One other (of the many) aspect of portfolio heat is the consideration of scaling out (reducing open risk), using individual asset risk percentage of the total portfolio, during the progress of the current bar. For example, consider that you can calculate tomorrow's (next bar's) exit (stop) location for any current bar in progress. Hence if there is a huge move in one asset (or in a group of reasonably correlated assets), you can continuously calculate the potential stop for the next bar. This is exactly true in the case where the exit is based off the extreme of the current bar (i.e. such as a trailing exit of some sort that is a function of the high (low) of the current bar). In this case, you absolutely know the location of the exit for the next bar for every value of the current bar in progress.

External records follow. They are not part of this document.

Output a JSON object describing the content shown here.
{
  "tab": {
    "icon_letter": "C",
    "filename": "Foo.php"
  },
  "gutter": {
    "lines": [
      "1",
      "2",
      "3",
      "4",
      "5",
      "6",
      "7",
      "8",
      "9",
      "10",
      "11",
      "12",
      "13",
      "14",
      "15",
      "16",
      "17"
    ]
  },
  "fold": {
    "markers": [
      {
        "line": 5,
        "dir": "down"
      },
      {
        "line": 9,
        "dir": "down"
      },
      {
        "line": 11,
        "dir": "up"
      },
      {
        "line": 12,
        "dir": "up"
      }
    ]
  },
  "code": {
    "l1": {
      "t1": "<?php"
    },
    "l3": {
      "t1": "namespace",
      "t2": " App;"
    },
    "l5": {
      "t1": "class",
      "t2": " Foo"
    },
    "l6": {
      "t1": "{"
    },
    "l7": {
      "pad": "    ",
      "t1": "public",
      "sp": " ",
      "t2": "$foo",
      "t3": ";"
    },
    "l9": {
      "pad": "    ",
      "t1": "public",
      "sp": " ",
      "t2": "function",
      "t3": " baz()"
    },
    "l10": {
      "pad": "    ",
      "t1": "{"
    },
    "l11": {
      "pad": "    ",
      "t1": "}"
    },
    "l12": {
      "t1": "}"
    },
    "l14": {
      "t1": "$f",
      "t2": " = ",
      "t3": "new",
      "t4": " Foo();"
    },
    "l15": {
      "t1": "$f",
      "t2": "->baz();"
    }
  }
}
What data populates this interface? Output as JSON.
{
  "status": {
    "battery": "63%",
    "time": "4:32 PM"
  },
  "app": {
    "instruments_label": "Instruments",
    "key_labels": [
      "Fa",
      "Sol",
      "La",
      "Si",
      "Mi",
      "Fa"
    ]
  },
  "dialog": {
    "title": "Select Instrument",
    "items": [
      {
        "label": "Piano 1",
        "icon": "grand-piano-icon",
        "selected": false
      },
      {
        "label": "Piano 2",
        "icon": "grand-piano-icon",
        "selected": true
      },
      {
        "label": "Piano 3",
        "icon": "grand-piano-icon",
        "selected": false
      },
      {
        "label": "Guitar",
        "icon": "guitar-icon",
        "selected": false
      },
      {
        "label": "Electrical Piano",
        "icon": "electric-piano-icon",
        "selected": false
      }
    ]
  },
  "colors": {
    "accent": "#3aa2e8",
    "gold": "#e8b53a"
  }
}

Hence, you can consider scaling down risk as the asset risk becomes greater than some fixed (variable perhaps too) value of total portfolio risk. If you have say 20 assets in the portfolio, and one of them moves so far so fast in the current bar that it's risk exceeds this value, you automatically start exiting some of that asset until it's risk level to the portfolio is below your threshold. It's an "exercise for the student" to determine what levels of risk are desired in this case of course. If you perform this function in real-time, it does allow you to scale out, perhaps completely, during "wicking", blow-off type price moves which are otherwise ignored with a static system.